Capita Children's Services has been an active founding member of the Systems Interoperability Framework (SIF) Association UK since 2006 and the company has had a representative on all of the organisation's boards. It participated in both the first Becta sponsored proof of concept project in Birmingham between 2006 and 2007, with a second, involving Northern Ireland schools and the University of Durham in 2007. SIMS was one of the first UK MIS suppliers to release a commercial SIF based product in its SIMS Partnership Xchange product.

Bromcom have referred Capita to the Office of Fair Trading on three occasions. The first complaint in 1999 was not upheld and the OFT in their concluding letter to Bromcom stated "it emerged that the information which you claimed Capita had refused to supply, had never in fact been requested by you". The second complaint which was concluded in 2003 was resolved by way of Capita providing Voluntary Assurances as to the way in which it would make interface information available; the OFT IT expert supported Capita's position in regard to the way in which it required third parties to interface to SIMS. In the third complaint lodged in 2009, Bromcom alleged that Capita had overcharged the UK schools market by £75.4m over a ten-year period, the OFT declined to investigate the complaint.

==Awards and criticism==
Capita Children's Services won an award at the 2009 BETT show for its SIMS Partnership Xchange product which allows school consortiums to securely share student information to aid in delivering the 14-19 Curriculum a key part of which is the 14–19 Diploma. The company was nominated as ICT Supplier of the Year in the BETT Awards 2010.

In 2012, Capita's SIMS Discover was shortlisted in the Leadership and Management Solutions category of the BETT Awards and was also selected by BESA as winner of the Innovation award in the Education Resources Awards.
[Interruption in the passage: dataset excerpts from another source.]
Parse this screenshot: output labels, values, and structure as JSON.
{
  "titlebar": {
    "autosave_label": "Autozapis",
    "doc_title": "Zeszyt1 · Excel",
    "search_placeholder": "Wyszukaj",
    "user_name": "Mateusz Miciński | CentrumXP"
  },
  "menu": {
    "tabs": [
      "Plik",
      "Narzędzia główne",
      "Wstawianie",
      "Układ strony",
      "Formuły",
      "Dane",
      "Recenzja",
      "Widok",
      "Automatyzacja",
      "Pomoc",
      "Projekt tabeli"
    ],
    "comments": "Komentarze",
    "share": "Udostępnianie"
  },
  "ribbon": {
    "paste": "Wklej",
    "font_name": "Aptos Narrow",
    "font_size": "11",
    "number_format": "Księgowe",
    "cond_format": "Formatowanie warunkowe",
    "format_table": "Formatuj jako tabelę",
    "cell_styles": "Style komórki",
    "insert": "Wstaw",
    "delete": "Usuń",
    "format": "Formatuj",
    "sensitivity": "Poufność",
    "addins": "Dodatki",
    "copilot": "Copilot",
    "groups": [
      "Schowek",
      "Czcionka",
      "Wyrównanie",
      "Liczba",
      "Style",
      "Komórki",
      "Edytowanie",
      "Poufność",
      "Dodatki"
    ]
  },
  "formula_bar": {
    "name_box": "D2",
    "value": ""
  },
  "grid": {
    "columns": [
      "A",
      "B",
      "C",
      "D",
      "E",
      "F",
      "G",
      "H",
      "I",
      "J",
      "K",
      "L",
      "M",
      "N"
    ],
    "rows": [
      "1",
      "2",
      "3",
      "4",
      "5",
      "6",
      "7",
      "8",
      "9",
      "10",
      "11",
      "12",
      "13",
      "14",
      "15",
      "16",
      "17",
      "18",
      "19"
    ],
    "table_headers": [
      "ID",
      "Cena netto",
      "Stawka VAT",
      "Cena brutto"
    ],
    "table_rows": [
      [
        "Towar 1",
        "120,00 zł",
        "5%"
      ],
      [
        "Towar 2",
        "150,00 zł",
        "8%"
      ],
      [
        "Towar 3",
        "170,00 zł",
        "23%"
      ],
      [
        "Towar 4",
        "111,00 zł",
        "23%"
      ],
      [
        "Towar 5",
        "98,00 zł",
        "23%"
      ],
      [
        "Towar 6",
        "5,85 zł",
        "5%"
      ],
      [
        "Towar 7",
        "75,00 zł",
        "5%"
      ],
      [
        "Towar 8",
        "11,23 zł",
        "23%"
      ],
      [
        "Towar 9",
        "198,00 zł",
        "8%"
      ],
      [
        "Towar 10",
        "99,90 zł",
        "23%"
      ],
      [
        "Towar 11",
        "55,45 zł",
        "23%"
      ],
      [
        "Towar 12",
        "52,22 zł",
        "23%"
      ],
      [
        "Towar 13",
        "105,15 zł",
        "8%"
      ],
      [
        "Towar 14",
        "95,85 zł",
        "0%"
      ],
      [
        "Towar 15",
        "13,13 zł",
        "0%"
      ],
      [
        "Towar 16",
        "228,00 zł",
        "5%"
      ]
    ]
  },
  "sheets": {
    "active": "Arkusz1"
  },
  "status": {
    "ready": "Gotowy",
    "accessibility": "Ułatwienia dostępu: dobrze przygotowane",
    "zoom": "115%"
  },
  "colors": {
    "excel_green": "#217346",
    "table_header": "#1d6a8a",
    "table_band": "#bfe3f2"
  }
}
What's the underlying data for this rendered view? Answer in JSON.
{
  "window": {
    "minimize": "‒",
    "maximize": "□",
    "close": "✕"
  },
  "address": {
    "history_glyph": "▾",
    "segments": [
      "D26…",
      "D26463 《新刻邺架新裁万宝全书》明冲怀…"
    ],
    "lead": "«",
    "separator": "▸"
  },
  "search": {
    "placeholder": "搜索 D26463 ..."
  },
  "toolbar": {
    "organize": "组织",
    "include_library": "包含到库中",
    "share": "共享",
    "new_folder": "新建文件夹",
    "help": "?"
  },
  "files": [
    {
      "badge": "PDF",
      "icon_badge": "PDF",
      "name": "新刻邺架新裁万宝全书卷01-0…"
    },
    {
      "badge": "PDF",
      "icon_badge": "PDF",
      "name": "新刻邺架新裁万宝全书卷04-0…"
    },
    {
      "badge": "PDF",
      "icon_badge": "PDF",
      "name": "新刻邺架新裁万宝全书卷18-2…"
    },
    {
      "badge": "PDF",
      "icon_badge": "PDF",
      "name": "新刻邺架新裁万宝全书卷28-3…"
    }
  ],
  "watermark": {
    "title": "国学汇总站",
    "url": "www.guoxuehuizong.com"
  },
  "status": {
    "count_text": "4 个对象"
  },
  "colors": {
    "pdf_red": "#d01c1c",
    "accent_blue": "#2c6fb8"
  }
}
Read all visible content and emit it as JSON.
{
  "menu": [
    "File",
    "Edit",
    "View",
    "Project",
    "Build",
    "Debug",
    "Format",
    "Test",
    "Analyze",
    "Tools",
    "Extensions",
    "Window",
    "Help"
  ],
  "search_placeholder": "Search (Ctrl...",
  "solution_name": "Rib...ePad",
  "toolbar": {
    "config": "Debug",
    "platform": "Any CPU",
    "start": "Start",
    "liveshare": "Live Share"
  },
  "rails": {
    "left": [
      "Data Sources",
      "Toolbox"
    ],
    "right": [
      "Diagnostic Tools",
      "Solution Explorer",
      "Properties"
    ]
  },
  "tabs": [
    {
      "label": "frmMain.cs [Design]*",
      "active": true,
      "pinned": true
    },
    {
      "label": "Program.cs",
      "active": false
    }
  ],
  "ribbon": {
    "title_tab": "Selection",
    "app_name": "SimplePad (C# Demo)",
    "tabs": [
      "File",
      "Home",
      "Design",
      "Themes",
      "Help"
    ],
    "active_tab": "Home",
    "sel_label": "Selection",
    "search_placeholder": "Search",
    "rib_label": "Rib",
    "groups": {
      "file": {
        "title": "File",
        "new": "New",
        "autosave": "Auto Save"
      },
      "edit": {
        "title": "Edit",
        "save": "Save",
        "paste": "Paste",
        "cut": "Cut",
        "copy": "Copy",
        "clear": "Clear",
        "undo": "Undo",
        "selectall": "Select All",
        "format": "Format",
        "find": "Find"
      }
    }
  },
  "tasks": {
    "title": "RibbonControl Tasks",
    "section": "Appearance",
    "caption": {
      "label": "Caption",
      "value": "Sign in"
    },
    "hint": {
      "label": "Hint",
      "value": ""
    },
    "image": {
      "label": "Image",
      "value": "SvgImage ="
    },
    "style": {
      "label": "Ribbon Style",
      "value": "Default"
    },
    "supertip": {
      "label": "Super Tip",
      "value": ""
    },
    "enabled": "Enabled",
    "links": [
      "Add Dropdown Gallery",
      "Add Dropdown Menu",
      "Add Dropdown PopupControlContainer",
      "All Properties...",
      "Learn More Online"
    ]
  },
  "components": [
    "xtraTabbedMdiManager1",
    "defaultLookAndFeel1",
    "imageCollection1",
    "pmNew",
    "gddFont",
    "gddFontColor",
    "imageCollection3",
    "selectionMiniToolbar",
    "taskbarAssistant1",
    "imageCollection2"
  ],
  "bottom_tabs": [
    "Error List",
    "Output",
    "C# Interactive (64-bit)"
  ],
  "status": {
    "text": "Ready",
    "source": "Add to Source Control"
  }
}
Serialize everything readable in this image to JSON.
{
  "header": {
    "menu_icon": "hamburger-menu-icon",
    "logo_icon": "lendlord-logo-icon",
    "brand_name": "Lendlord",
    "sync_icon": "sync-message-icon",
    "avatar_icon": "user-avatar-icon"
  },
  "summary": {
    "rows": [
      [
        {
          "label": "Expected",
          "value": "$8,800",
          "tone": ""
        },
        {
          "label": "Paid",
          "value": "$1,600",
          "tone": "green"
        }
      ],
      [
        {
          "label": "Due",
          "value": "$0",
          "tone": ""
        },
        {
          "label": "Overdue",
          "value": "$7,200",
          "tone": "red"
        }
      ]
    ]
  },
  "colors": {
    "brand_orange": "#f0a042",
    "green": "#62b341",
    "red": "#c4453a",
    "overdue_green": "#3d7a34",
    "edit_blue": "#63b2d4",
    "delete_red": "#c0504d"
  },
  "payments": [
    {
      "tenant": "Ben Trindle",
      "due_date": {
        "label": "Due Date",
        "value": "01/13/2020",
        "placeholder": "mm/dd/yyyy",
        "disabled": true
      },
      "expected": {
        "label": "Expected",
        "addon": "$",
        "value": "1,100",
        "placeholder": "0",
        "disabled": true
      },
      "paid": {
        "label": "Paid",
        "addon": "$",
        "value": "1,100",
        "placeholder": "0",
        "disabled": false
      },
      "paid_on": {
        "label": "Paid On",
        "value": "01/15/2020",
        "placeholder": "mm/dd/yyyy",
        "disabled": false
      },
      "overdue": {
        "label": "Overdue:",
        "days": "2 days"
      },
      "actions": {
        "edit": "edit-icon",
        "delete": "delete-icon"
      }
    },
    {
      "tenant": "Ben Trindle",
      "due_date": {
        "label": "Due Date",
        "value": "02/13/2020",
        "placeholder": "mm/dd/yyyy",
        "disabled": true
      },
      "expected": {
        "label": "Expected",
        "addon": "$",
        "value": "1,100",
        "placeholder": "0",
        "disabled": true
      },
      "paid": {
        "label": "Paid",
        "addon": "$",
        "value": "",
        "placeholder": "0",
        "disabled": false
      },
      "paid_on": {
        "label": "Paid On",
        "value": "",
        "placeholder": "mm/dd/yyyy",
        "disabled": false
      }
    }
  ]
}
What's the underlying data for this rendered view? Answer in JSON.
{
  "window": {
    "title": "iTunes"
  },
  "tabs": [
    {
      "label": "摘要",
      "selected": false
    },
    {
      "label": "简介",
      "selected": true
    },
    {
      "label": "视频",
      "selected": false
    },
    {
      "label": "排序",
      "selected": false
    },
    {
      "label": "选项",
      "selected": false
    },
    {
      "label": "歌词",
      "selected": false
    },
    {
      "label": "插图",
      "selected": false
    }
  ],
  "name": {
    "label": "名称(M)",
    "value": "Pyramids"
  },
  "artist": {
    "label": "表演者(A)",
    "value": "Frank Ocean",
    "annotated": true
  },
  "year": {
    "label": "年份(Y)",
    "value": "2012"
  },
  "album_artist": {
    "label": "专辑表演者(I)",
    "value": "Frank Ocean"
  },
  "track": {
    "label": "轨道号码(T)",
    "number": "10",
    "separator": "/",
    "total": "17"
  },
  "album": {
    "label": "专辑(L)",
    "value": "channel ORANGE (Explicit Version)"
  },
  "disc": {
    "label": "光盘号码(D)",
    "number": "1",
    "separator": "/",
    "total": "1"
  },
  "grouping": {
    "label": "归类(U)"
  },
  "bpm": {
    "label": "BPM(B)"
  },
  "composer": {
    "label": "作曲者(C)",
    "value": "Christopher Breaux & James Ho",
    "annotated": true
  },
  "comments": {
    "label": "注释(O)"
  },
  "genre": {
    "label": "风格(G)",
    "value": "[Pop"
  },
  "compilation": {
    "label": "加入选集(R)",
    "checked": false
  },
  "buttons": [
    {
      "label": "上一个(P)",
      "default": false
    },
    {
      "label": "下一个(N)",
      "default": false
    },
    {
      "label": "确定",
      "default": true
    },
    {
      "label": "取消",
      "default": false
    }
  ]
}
SIMS Discover was designed to make it easier for school leaders and teachers to analyse pupil data and identify issues that might be preventing children from making good progress in school. The software enables graphs to be created simply from the data in SIMS to help schools spot patterns, such as persistent absence or a child that is falling below the expected levels of achievement, so they can make meaningful interventions to raise achievement.

Capita are also partners of the Association of School and College Leaders (ASCL) and Becta.

In March 2009, Capita SIMS were said to be responsible for sending a truancy warning notice to the family of a Cheshire school student who had died two months before. Capita Children's Services have stated that the software that was used is designed to keep track of pupils' attendance and the school is able to produce letters to parents based on this information. When a child is no longer attending a school, for whatever reason, their data can be viewed for historical reasons but is generally hidden from view in the day-to-day running of the school. The software will allow the school to continue to run reports and produce letters to parents, as occasionally it is necessary to do so. It appears that this is what has happened in this case and Capita have now made changes to prevent this situation from happening again.

The origin of SIMS has been surrounded with controversy. This is due to the fact that private fortunes were made from a system developed with public money. Philip Neal (who was then working as a teacher for Lea Manor) wrote a program allowing teachers to produce computerised pupil reports. Bedfordshire then developed the scheme using thousands of pounds of its own money. The assets were then passed onto SIMS Ltd. MP Margaret Moran described this as using council resources to effectively set up a private business.

At the time, Tony Callaghan, the NASUWT executive member for Bedfordshire, branded the episode a "disgrace". A member of the council's education committee when SIMS became a private company, he told The TES: "It seems amazing to me that this was allowed to happen. I was always amazed that there wasn't a full and thorough investigation. I would like to see an investigation to see if any of that money can be retrieved and paid into the coffers of the county council, which funded the original operation."